Trenitalia, La Renfe, Le Train ou encore Velvet… autant d’acteurs et de concurrents de la SNCF qui sont en colère. Car si la société ferroviaire historique française voit la concurrence arriver rapidement sur le réseau national ou régional, elle se fait à pas comptés. Mais elle inquiète, à tel point que la SNCF a commandé un rapport au cabinet Groupe3E Consultants qui a mis en évidence «une menace» pour le système ferroviaire français. Quoi qu’il en soit, les différents acteurs tentent d’avancer, mais cela est compliqué, indique BFM.
Pourquoi ? D’abord à cause du coût. Les nouveaux acteurs doivent en effet payer des droits de péage au gestionnaire d’infrastructures, à savoir SNCF réseau. Or, comme le soulignent nos confrères, ces coûts de péage sont les plus élevés d’Europe, à tel point que Trenitalia les a dénoncés en juin dernier. Après avoir dépensé 200 millions d’euros en quatre ans, «un montant considérable», la compagnie italienne ne veut plus contribuer davantage, car des droits «constituent un frein au développement de la concurrence».
La Renfe et Trenitalia dénoncent les délais
Ils sont, selon Trenitalia, «quatre fois plus cher que le niveau des péages ferroviaires italiens ou allemands». Mais ce n’est pas le seul problème, loin de là. L’homologation du matériel roulant en est un autre. Et c’est l’Association française du Rail (AFRA), qui réunit tous les concurrents de la SNCF, qui a mis en exergue ce problème. Pour l’association, ces délais d’homologations sont autant de pertes pour les compagnies qui souhaitent entrer sur le marché puisqu’elles ont acheté le matériel et il ne peut pas rouler.

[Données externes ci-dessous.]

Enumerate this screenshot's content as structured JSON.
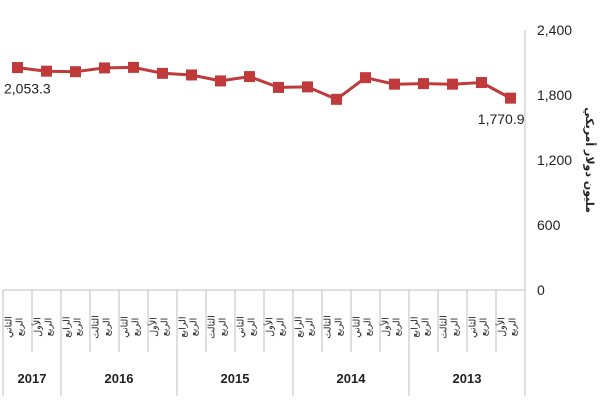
{
  "chart_data": {
    "type": "line",
    "x_direction": "right-to-left",
    "ylabel": "مليون دولار أمريكي",
    "ylim": [
      0,
      2400
    ],
    "yticks": [
      "0",
      "600",
      "1,200",
      "1,800",
      "2,400"
    ],
    "ytick_values": [
      0,
      600,
      1200,
      1800,
      2400
    ],
    "grid": false,
    "legend": "none",
    "color": "#c0393b",
    "categories": [
      {
        "year": "2013",
        "quarter": [
          "الربع",
          "الأول"
        ]
      },
      {
        "year": "2013",
        "quarter": [
          "الربع",
          "الثاني"
        ]
      },
      {
        "year": "2013",
        "quarter": [
          "الربع",
          "الثالث"
        ]
      },
      {
        "year": "2013",
        "quarter": [
          "الربع",
          "الرابع"
        ]
      },
      {
        "year": "2014",
        "quarter": [
          "الربع",
          "الأول"
        ]
      },
      {
        "year": "2014",
        "quarter": [
          "الربع",
          "الثاني"
        ]
      },
      {
        "year": "2014",
        "quarter": [
          "الربع",
          "الثالث"
        ]
      },
      {
        "year": "2014",
        "quarter": [
          "الربع",
          "الرابع"
        ]
      },
      {
        "year": "2015",
        "quarter": [
          "الربع",
          "الأول"
        ]
      },
      {
        "year": "2015",
        "quarter": [
          "الربع",
          "الثاني"
        ]
      },
      {
        "year": "2015",
        "quarter": [
          "الربع",
          "الثالث"
        ]
      },
      {
        "year": "2015",
        "quarter": [
          "الربع",
          "الرابع"
        ]
      },
      {
        "year": "2016",
        "quarter": [
          "الربع",
          "الأول"
        ]
      },
      {
        "year": "2016",
        "quarter": [
          "الربع",
          "الثاني"
        ]
      },
      {
        "year": "2016",
        "quarter": [
          "الربع",
          "الثالث"
        ]
      },
      {
        "year": "2016",
        "quarter": [
          "الربع",
          "الرابع"
        ]
      },
      {
        "year": "2017",
        "quarter": [
          "الربع",
          "الأول"
        ]
      },
      {
        "year": "2017",
        "quarter": [
          "الربع",
          "الثاني"
        ]
      }
    ],
    "years": [
      "2013",
      "2014",
      "2015",
      "2016",
      "2017"
    ],
    "values": [
      1770.9,
      1915,
      1900,
      1905,
      1900,
      1960,
      1760,
      1875,
      1870,
      1970,
      1930,
      1985,
      2000,
      2055,
      2050,
      2015,
      2020,
      2053.3
    ],
    "data_labels": [
      {
        "index": 0,
        "text": "1,770.9"
      },
      {
        "index": 17,
        "text": "2,053.3"
      }
    ]
  }
}
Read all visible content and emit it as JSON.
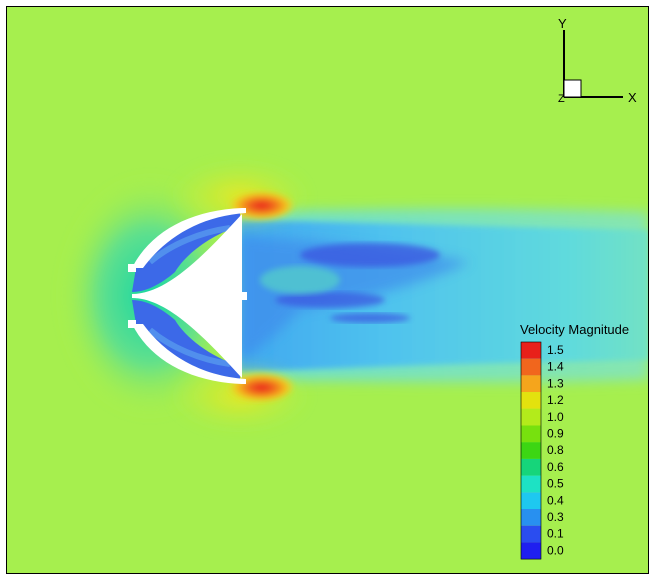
{
  "axes": {
    "y_label": "Y",
    "x_label": "X",
    "z_label": "Z"
  },
  "legend": {
    "title": "Velocity Magnitude",
    "levels": [
      {
        "label": "1.5",
        "color": "#e8201a"
      },
      {
        "label": "1.4",
        "color": "#f1661d"
      },
      {
        "label": "1.3",
        "color": "#f5a51c"
      },
      {
        "label": "1.2",
        "color": "#e3e20e"
      },
      {
        "label": "1.0",
        "color": "#b3eb1b"
      },
      {
        "label": "0.9",
        "color": "#77e10e"
      },
      {
        "label": "0.8",
        "color": "#3cd613"
      },
      {
        "label": "0.6",
        "color": "#16d57a"
      },
      {
        "label": "0.5",
        "color": "#1de2c4"
      },
      {
        "label": "0.4",
        "color": "#1ec8f0"
      },
      {
        "label": "0.3",
        "color": "#2890f0"
      },
      {
        "label": "0.1",
        "color": "#2a4df0"
      },
      {
        "label": "0.0",
        "color": "#1f1ff0"
      }
    ]
  },
  "colors": {
    "freestream": "#a6ef4e",
    "wake": "#5ad6e8",
    "recirculation": "#3c69e8",
    "peak": "#e8201a",
    "body": "#ffffff"
  }
}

L’opérateur espagnol La Renfe, par exemple, avait projeté de faire rouler ses rames Talgo pour les Jeux olympiques de Paris 2024. Mais sa trentaine de rames n’a jamais été prête à temps, faute d’obtention de certificat de sécurité. Depuis, elle accuse la France d’entraves et de non-réciprocité. Pourquoi ? En dénonçant le lien qu’existerait entre le gestionnaire du réseau (SNCF Réseau) et la SNCF. Interrogé par BFM, le directeur des TGV/Intercités chez SNCF Voyageurs, Alain Krakovitch, évoque son étonnement : «Il m’est difficile de comprendre les accusations dont nous faisons l’objet alors que tout est très réglementé, contractualisé et transparent.»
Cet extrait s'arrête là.